El germen del Bloque Central Bolívar
A mediados de 1998 Rodrigo
Pérez Alzate, alias Julián Bolívar, llegó a Simití con la misión de implantar
allí el modelo paramilitar de la casa Castaño. De tiempo atrás la criminalidad
había puesto sus ojos en esta región entre Antioquia y Bolívar, gracias a su
privilegiada ubicación entre el río Magdalena y la serranía de San Lucas y a
sus yacimientos auríferos.
El 11 de junio de 1998 cerca
de 100 hombres arribaron al corregimiento de Cerro Burgos, mataron a tres
personas y dieron aviso a los pobladores de que los paramilitares habían
llegado para quedarse.
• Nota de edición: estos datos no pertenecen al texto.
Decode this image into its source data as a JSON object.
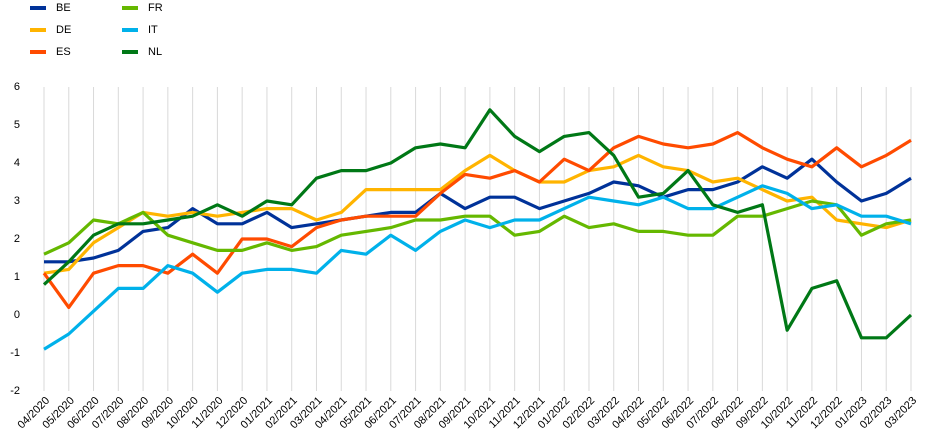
{
  "chart_data": {
    "type": "line",
    "categories": [
      "04/2020",
      "05/2020",
      "06/2020",
      "07/2020",
      "08/2020",
      "09/2020",
      "10/2020",
      "11/2020",
      "12/2020",
      "01/2021",
      "02/2021",
      "03/2021",
      "04/2021",
      "05/2021",
      "06/2021",
      "07/2021",
      "08/2021",
      "09/2021",
      "10/2021",
      "11/2021",
      "12/2021",
      "01/2022",
      "02/2022",
      "03/2022",
      "04/2022",
      "05/2022",
      "06/2022",
      "07/2022",
      "08/2022",
      "09/2022",
      "10/2022",
      "11/2022",
      "12/2022",
      "01/2023",
      "02/2023",
      "03/2023"
    ],
    "series": [
      {
        "name": "BE",
        "color": "#003299",
        "values": [
          1.4,
          1.4,
          1.5,
          1.7,
          2.2,
          2.3,
          2.8,
          2.4,
          2.4,
          2.7,
          2.3,
          2.4,
          2.5,
          2.6,
          2.7,
          2.7,
          3.2,
          2.8,
          3.1,
          3.1,
          2.8,
          3.0,
          3.2,
          3.5,
          3.4,
          3.1,
          3.3,
          3.3,
          3.5,
          3.9,
          3.6,
          4.1,
          3.5,
          3.0,
          3.2,
          3.6
        ]
      },
      {
        "name": "DE",
        "color": "#ffb400",
        "values": [
          1.1,
          1.2,
          1.9,
          2.3,
          2.7,
          2.6,
          2.7,
          2.6,
          2.7,
          2.8,
          2.8,
          2.5,
          2.7,
          3.3,
          3.3,
          3.3,
          3.3,
          3.8,
          4.2,
          3.8,
          3.5,
          3.5,
          3.8,
          3.9,
          4.2,
          3.9,
          3.8,
          3.5,
          3.6,
          3.3,
          3.0,
          3.1,
          2.5,
          2.4,
          2.3,
          2.5
        ]
      },
      {
        "name": "ES",
        "color": "#ff4b00",
        "values": [
          1.1,
          0.2,
          1.1,
          1.3,
          1.3,
          1.1,
          1.6,
          1.1,
          2.0,
          2.0,
          1.8,
          2.3,
          2.5,
          2.6,
          2.6,
          2.6,
          3.2,
          3.7,
          3.6,
          3.8,
          3.5,
          4.1,
          3.8,
          4.4,
          4.7,
          4.5,
          4.4,
          4.5,
          4.8,
          4.4,
          4.1,
          3.9,
          4.4,
          3.9,
          4.2,
          4.6
        ]
      },
      {
        "name": "FR",
        "color": "#65b800",
        "values": [
          1.6,
          1.9,
          2.5,
          2.4,
          2.7,
          2.1,
          1.9,
          1.7,
          1.7,
          1.9,
          1.7,
          1.8,
          2.1,
          2.2,
          2.3,
          2.5,
          2.5,
          2.6,
          2.6,
          2.1,
          2.2,
          2.6,
          2.3,
          2.4,
          2.2,
          2.2,
          2.1,
          2.1,
          2.6,
          2.6,
          2.8,
          3.0,
          2.9,
          2.1,
          2.4,
          2.5
        ]
      },
      {
        "name": "IT",
        "color": "#00b1ea",
        "values": [
          -0.9,
          -0.5,
          0.1,
          0.7,
          0.7,
          1.3,
          1.1,
          0.6,
          1.1,
          1.2,
          1.2,
          1.1,
          1.7,
          1.6,
          2.1,
          1.7,
          2.2,
          2.5,
          2.3,
          2.5,
          2.5,
          2.8,
          3.1,
          3.0,
          2.9,
          3.1,
          2.8,
          2.8,
          3.1,
          3.4,
          3.2,
          2.8,
          2.9,
          2.6,
          2.6,
          2.4
        ]
      },
      {
        "name": "NL",
        "color": "#007816",
        "values": [
          0.8,
          1.4,
          2.1,
          2.4,
          2.4,
          2.5,
          2.6,
          2.9,
          2.6,
          3.0,
          2.9,
          3.6,
          3.8,
          3.8,
          4.0,
          4.4,
          4.5,
          4.4,
          5.4,
          4.7,
          4.3,
          4.7,
          4.8,
          4.2,
          3.1,
          3.2,
          3.8,
          2.9,
          2.7,
          2.9,
          -0.4,
          0.7,
          0.9,
          -0.6,
          -0.6,
          0.0
        ]
      }
    ],
    "ylim": [
      -2,
      6
    ],
    "yticks": [
      -2,
      -1,
      0,
      1,
      2,
      3,
      4,
      5,
      6
    ],
    "grid": "x",
    "legend": "top-left"
  }
}
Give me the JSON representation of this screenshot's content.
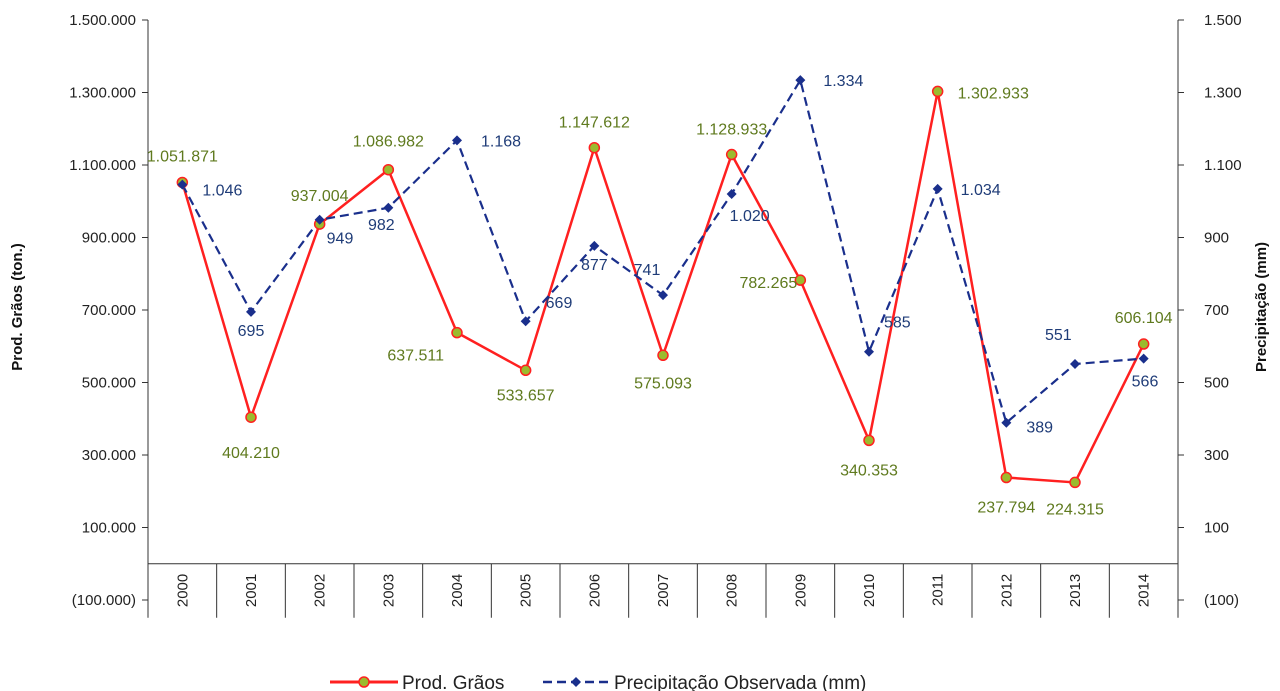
{
  "chart_data": {
    "type": "line",
    "x": [
      "2000",
      "2001",
      "2002",
      "2003",
      "2004",
      "2005",
      "2006",
      "2007",
      "2008",
      "2009",
      "2010",
      "2011",
      "2012",
      "2013",
      "2014"
    ],
    "ylabel": "Prod. Grãos (ton.)",
    "y2label": "Precipitação (mm)",
    "ylim": [
      -100000,
      1500000
    ],
    "y2lim": [
      -100,
      1500
    ],
    "yticks": [
      {
        "value": -100000,
        "label": "(100.000)"
      },
      {
        "value": 100000,
        "label": "100.000"
      },
      {
        "value": 300000,
        "label": "300.000"
      },
      {
        "value": 500000,
        "label": "500.000"
      },
      {
        "value": 700000,
        "label": "700.000"
      },
      {
        "value": 900000,
        "label": "900.000"
      },
      {
        "value": 1100000,
        "label": "1.100.000"
      },
      {
        "value": 1300000,
        "label": "1.300.000"
      },
      {
        "value": 1500000,
        "label": "1.500.000"
      }
    ],
    "y2ticks": [
      {
        "value": -100,
        "label": "(100)"
      },
      {
        "value": 100,
        "label": "100"
      },
      {
        "value": 300,
        "label": "300"
      },
      {
        "value": 500,
        "label": "500"
      },
      {
        "value": 700,
        "label": "700"
      },
      {
        "value": 900,
        "label": "900"
      },
      {
        "value": 1100,
        "label": "1.100"
      },
      {
        "value": 1300,
        "label": "1.300"
      },
      {
        "value": 1500,
        "label": "1.500"
      }
    ],
    "grid": false,
    "legend_position": "bottom",
    "series": [
      {
        "name": "Prod. Grãos",
        "axis": "left",
        "color": "#ff2020",
        "marker_fill": "#9bbb2e",
        "label_color": "#5f7a1e",
        "values": [
          1051871,
          404210,
          937004,
          1086982,
          637511,
          533657,
          1147612,
          575093,
          1128933,
          782265,
          340353,
          1302933,
          237794,
          224315,
          606104
        ],
        "labels": [
          "1.051.871",
          "404.210",
          "937.004",
          "1.086.982",
          "637.511",
          "533.657",
          "1.147.612",
          "575.093",
          "1.128.933",
          "782.265",
          "340.353",
          "1.302.933",
          "237.794",
          "224.315",
          "606.104"
        ]
      },
      {
        "name": "Precipitação Observada (mm)",
        "axis": "right",
        "color": "#1a2f8c",
        "label_color": "#1f3c78",
        "values": [
          1046,
          695,
          949,
          982,
          1168,
          669,
          877,
          741,
          1020,
          1334,
          585,
          1034,
          389,
          551,
          566
        ],
        "labels": [
          "1.046",
          "695",
          "949",
          "982",
          "1.168",
          "669",
          "877",
          "741",
          "1.020",
          "1.334",
          "585",
          "1.034",
          "389",
          "551",
          "566"
        ]
      }
    ]
  }
}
Ese fue el germen del Bloque Central Bolívar, una de las
facciones más poderosas de las autodefensas, que se expandió a siete
departamentos y dejó, según las autoridades, alrededor de 14.000 víctimas.
‘Ad portas’ de un nuevo paro minero
Con la consigna “Defendamos la
vida, frenemos la locomotora minero-energética”, los pequeños mineros del país,
entre otros sectores, pararán el próximo 1° de agosto para protestar contra las
multinacionales mineras y exigirle al Gobierno que cumpla con los acuerdos a
los que se llegaron el 30 de noviembre pasado en el marco del último paro
minero, entre ellos el de avanzar en la formalización de los mineros
artesanales que hoy son considerados ilegales.
En un comunicado en el que se
invita a la movilización, los manifestantes aseveran que “cerca de 2 millones y
medio de personas que subsisten de la pequeña minería desde hace, muchas
décadas, enfrentan la persecución del Gobierno”, de acuerdo con ellos, “el
propósito es entregar esas explotaciones mineras a las transnacionales, quienes
en muchos casos ya tienen títulos sobre las actuales áreas mineras
tradicionales”. Al respecto, el Gobierno prepara un nuevo Código de Minas y ha
dicho que la formalización será su prioridad.